1. Melbourne Spencer St Church of Christ

2. Cambridge Baptist Church

3. Cootamundra Baptist Church.

That's for out of Sydney. In Sydney I lived in the inner city and went to Christ Church St Lawrence, my local. Accepted, engaged and invited to participate from the get go. The best church experience I've had!

Wednesday, September 13, 2017

The music: not performance, but godly

It is easy to confuse good music well done with mere performance; but as we are called to do things well, and this would apply to our music, we must consider that too.

I recently attended with a friend a small ethnic church about 40 minutes drive from my place.

I couldn't understand the language, and wondered what it would be like.

At service start time I became aware of a musical hum. Not acoustic feedback, but on purpose. It grew louder, and varied subtly.

I then noticed the keyboard artist at the synthesiser. I noticed another set of keyboards near him.

The musicians started moving onto the stage: calmly and unassumingly. I knew this was not 'performance' but something done well and in good order.

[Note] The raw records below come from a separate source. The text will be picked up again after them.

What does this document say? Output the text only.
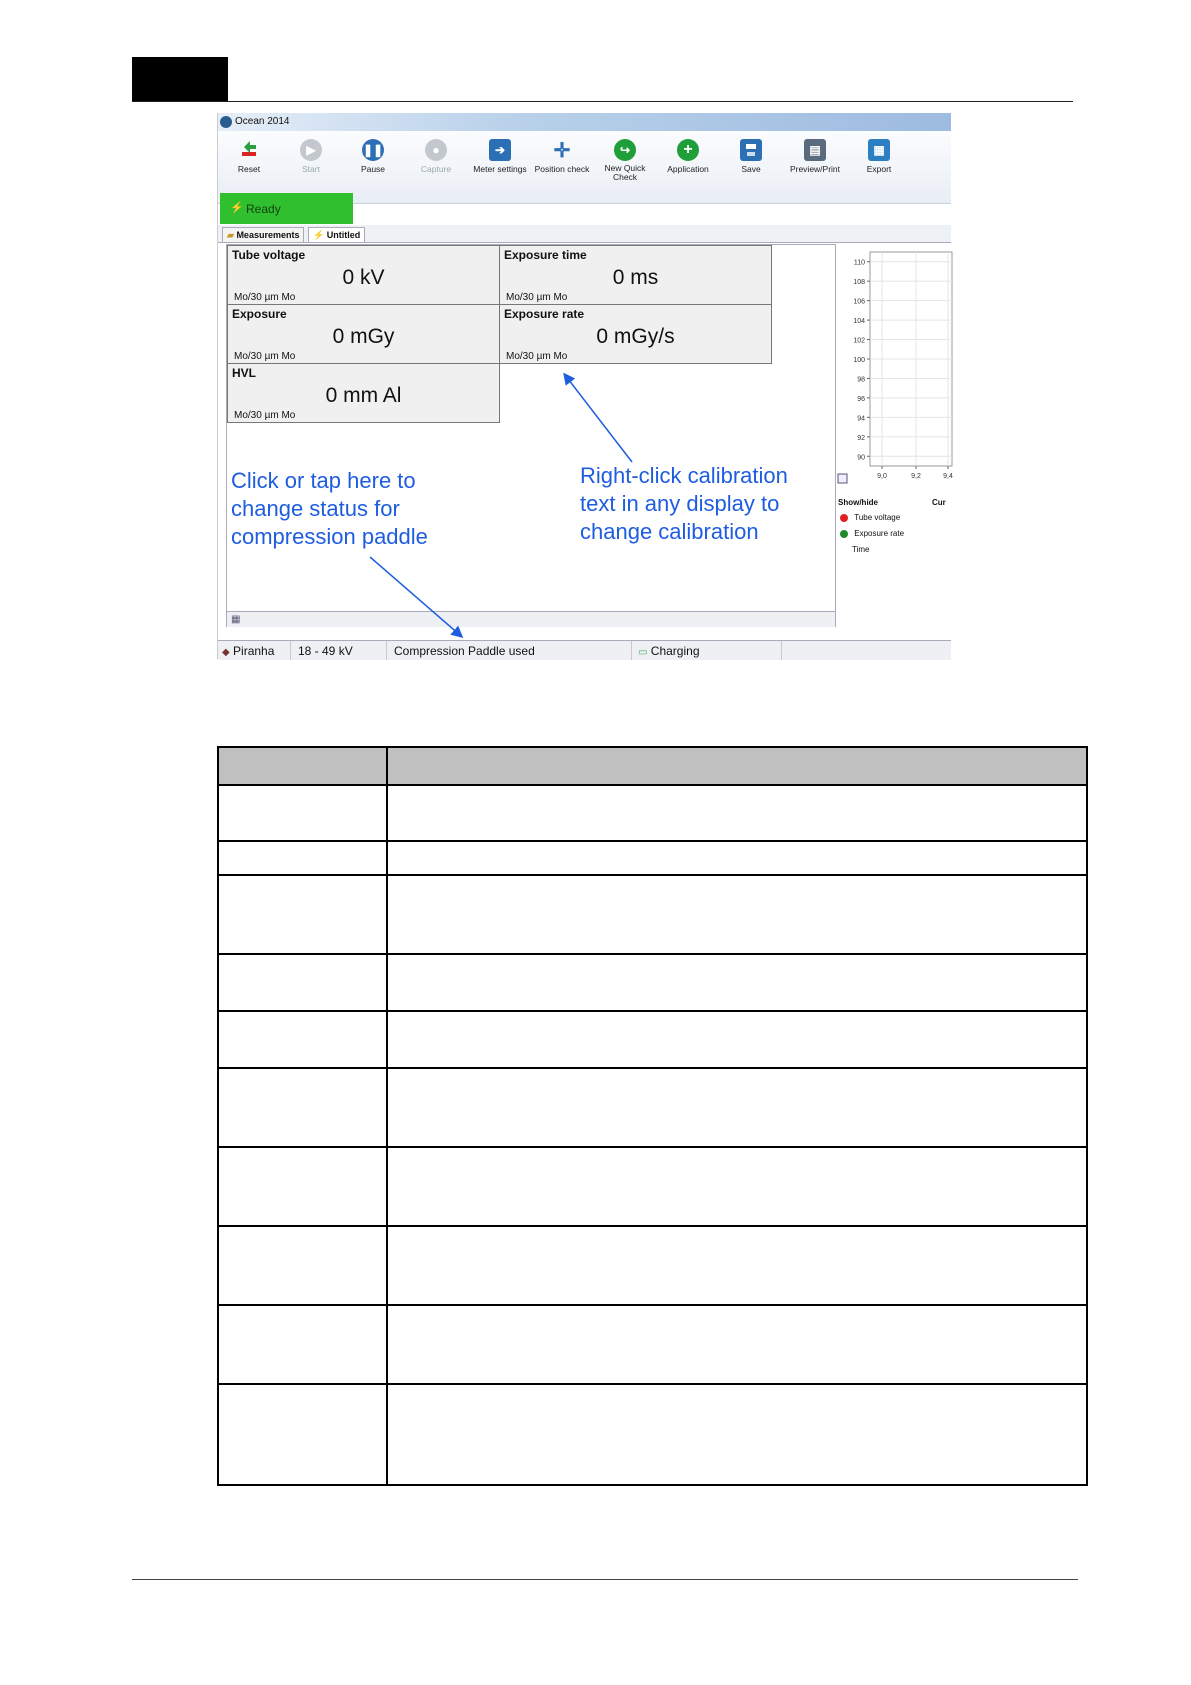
Ocean 2014
Reset
▶
Start
❚❚
Pause
●
Capture
➔
Meter settings
✛
Position check
↪
New Quick Check
+
Application	Save
▤
Preview/Print
▦
Export
⚡ Ready
▰ Measurements	⚡ Untitled
Tube voltage
0 kV
Mo/30 µm Mo
Exposure time
0 ms
Mo/30 µm Mo
Exposure
0 mGy
Mo/30 µm Mo
Exposure rate
0 mGy/s
Mo/30 µm Mo
HVL
0 mm Al
Mo/30 µm Mo
▦
110
108
106
104
102
100
98
96
94
92
90
9,0	9,2	9,4
Show/hide	Cur
Tube voltage
Exposure rate
Time
◆ Piranha 18 - 49 kV	Compression Paddle used	▭ Charging
Click or tap here to
change status for
compression paddle
Right-click calibration
text in any display to
change calibration
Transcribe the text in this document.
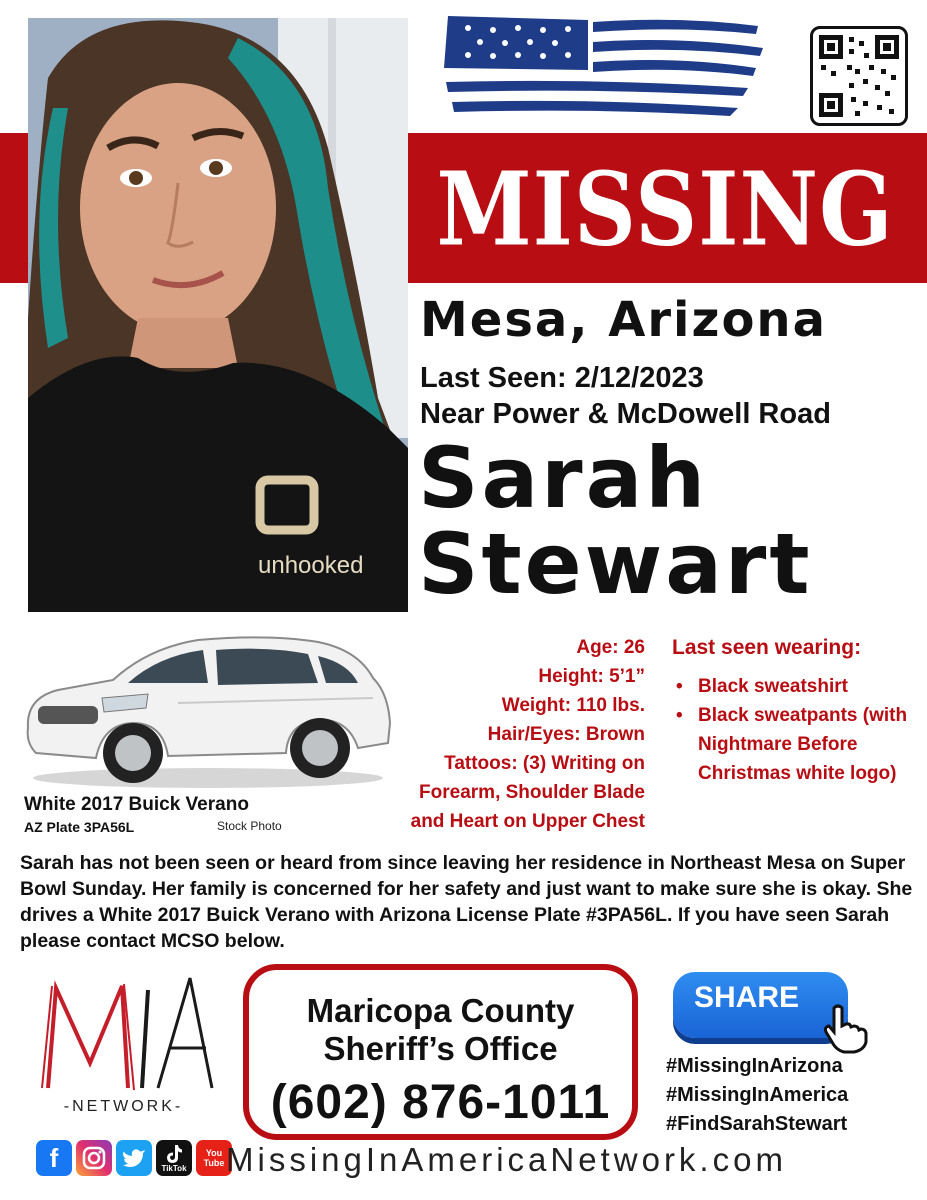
unhooked
MISSING
Mesa, Arizona
Last Seen: 2/12/2023
Near Power & McDowell Road
Sarah
Stewart
White 2017 Buick Verano
AZ Plate 3PA56L	Stock Photo
Age: 26
Height: 5’1”
Weight: 110 lbs.
Hair/Eyes: Brown
Tattoos: (3) Writing on
Forearm, Shoulder Blade
and Heart on Upper Chest
Last seen wearing:
• Black sweatshirt
• Black sweatpants (with Nightmare Before Christmas white logo)
Sarah has not been seen or heard from since leaving her residence in Northeast Mesa on Super Bowl Sunday. Her family is concerned for her safety and just want to make sure she is okay. She drives a White 2017 Buick Verano with Arizona License Plate #3PA56L. If you have seen Sarah please contact MCSO below.
MIA
-NETWORK-
Maricopa County
Sheriff’s Office
(602) 876-1011
SHARE
#MissingInArizona
#MissingInAmerica
#FindSarahStewart
f	TikTok
You
Tube MissingInAmericaNetwork.com
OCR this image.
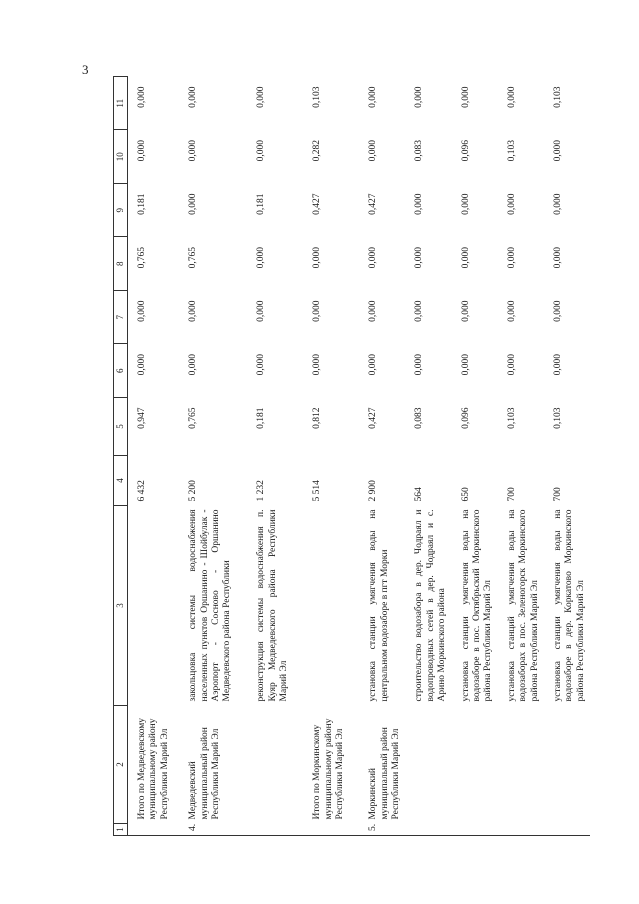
3
1	2	3	4	5	6	7	8	9	10	11
	Итого по Медведевскому муниципальному району Республики Марий Эл		6 432	0,947	0,000	0,000	0,765	0,181	0,000	0,000
4.	Медведевский муниципальный район Республики Марий Эл	закольцовка системы водоснабжения населенных пунктов Оршанино - Шойбулак - Аэропорт - Сосново - Оршанино Медведевского района Республики	5 200	0,765	0,000	0,000	0,765	0,000	0,000	0,000
		реконструкция системы водоснабжения п. Куяр Медведевского района Республики Марий Эл	1 232	0,181	0,000	0,000	0,000	0,181	0,000	0,000
	Итого по Моркинскому муниципальному району Республики Марий Эл		5 514	0,812	0,000	0,000	0,000	0,427	0,282	0,103
5.	Моркинский муниципальный район Республики Марий Эл	установка станции умягчения воды на центральном водозаборе в пгт Морки	2 900	0,427	0,000	0,000	0,000	0,427	0,000	0,000
		строительство водозабора в дер. Чодраял и водопроводных сетей в дер. Чодраял и с. Аринo Моркинского района	564	0,083	0,000	0,000	0,000	0,000	0,083	0,000
		установка станции умягчения воды на водозаборе в пос. Октябрьский Моркинского района Республики Марий Эл	650	0,096	0,000	0,000	0,000	0,000	0,096	0,000
		установка станций умягчения воды на водозаборах в пос. Зеленогорск Моркинского района Республики Марий Эл	700	0,103	0,000	0,000	0,000	0,000	0,103	0,000
		установка станции умягчения воды на водозаборе в дер. Коркатово Моркинского района Республики Марий Эл	700	0,103	0,000	0,000	0,000	0,000	0,000	0,103
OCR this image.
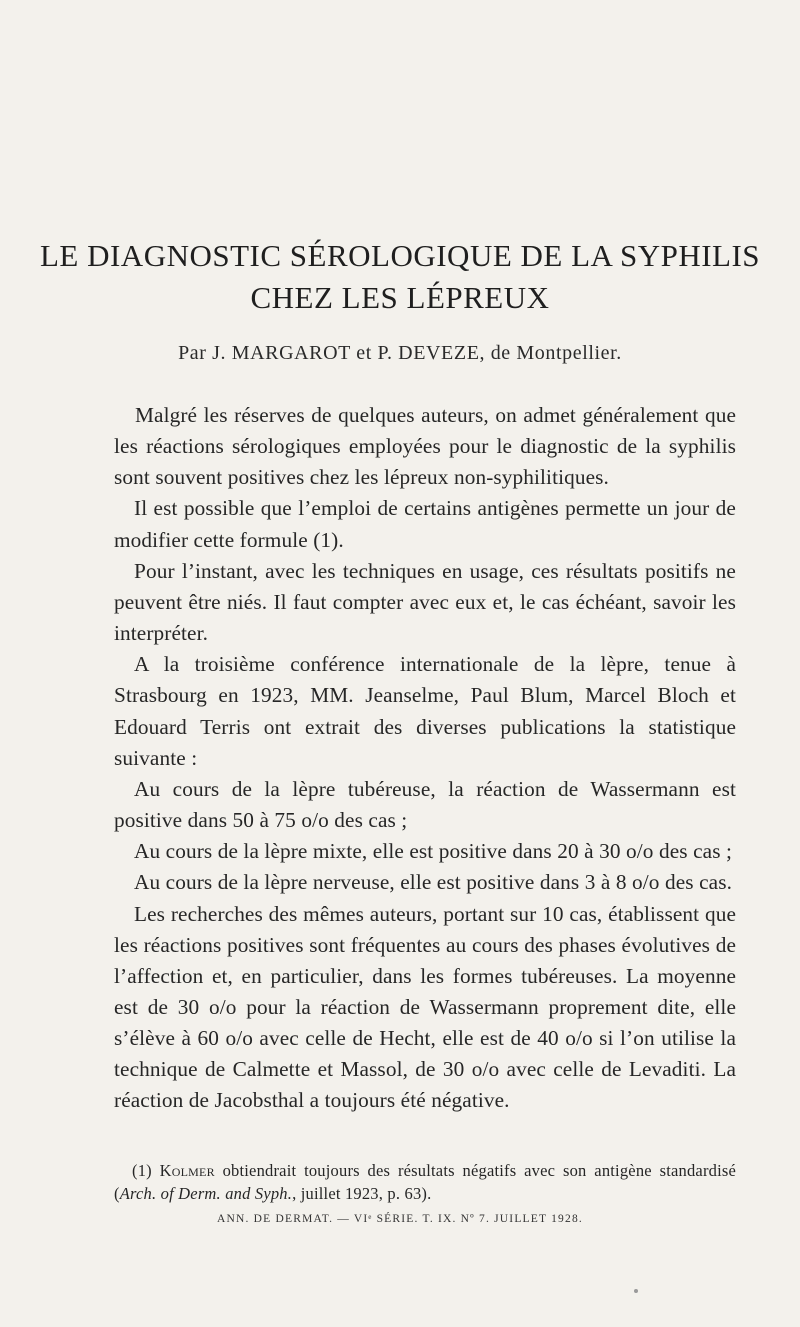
LE DIAGNOSTIC SÉROLOGIQUE DE LA SYPHILIS
CHEZ LES LÉPREUX
Par J. MARGAROT et P. DEVEZE, de Montpellier.

Malgré les réserves de quelques auteurs, on admet généralement que les réactions sérologiques employées pour le diagnostic de la syphilis sont souvent positives chez les lépreux non-syphilitiques.

Il est possible que l’emploi de certains antigènes permette un jour de modifier cette formule (1).

Pour l’instant, avec les techniques en usage, ces résultats positifs ne peuvent être niés. Il faut compter avec eux et, le cas échéant, savoir les interpréter.

A la troisième conférence internationale de la lèpre, tenue à Strasbourg en 1923, MM. Jeanselme, Paul Blum, Marcel Bloch et Edouard Terris ont extrait des diverses publications la statistique suivante :

Au cours de la lèpre tubéreuse, la réaction de Wassermann est positive dans 50 à 75 o/o des cas ;

Au cours de la lèpre mixte, elle est positive dans 20 à 30 o/o des cas ;

Au cours de la lèpre nerveuse, elle est positive dans 3 à 8 o/o des cas.

Les recherches des mêmes auteurs, portant sur 10 cas, établissent que les réactions positives sont fréquentes au cours des phases évolutives de l’affection et, en particulier, dans les formes tubéreuses. La moyenne est de 30 o/o pour la réaction de Wassermann proprement dite, elle s’élève à 60 o/o avec celle de Hecht, elle est de 40 o/o si l’on utilise la technique de Calmette et Massol, de 30 o/o avec celle de Levaditi. La réaction de Jacobsthal a toujours été négative.

(1) Kolmer obtiendrait toujours des résultats négatifs avec son antigène standardisé (Arch. of Derm. and Syph., juillet 1923, p. 63).

ANN. DE DERMAT. — VIᵉ SÉRIE. T. IX. Nº 7. JUILLET 1928.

We ended up with four guitarists, one drummer, two keyboards, four singers. The 'lead' singer (the cantor?) changed, so there was no celebrity occuring. It was Christians joining together in doing a Colossians 3:16. Beautiful. Full of earnestness, but no over-emotive 'swoon' music.

Oddly, I had a similar experience at Christ Church St Lawrence at Easter  many years ago when Austin Day was serving as rector and the choir of King's College at Cambridge was serving as choir.

Sunday, September 10, 2017


Sermon this morning was on worship...well, no it wasn't, it was on singing, and it even got that wrong, failing to deal with:

Ephesians 5:19
19 speaking to [a]one another in psalms and hymns and spiritual songs, singing and making melody with your heart to the Lord;

Colossians 3:16
Let the word of Christ richly dwell within you, with all wisdom teaching and admonishing one another with psalms and hymns and spiritual songs, singing with thankfulness in your hearts to God.


Romans 12:1
Therefore I urge you, brethren, by the mercies of God, to present your bodies a living and holy sacrifice, acceptable to God, which is your spiritual service of worship.

Thus, our entire life lived god-ward is worship, and we sing to each other. Due to Ro 12:1 this too is worship, but it is done, not in soppy emotive songs 'to God', but to each other, both as made in the image of God, and as building each other up in love.

To reduce worship, which in Christ has a vast compass, to singing betrays the gospel.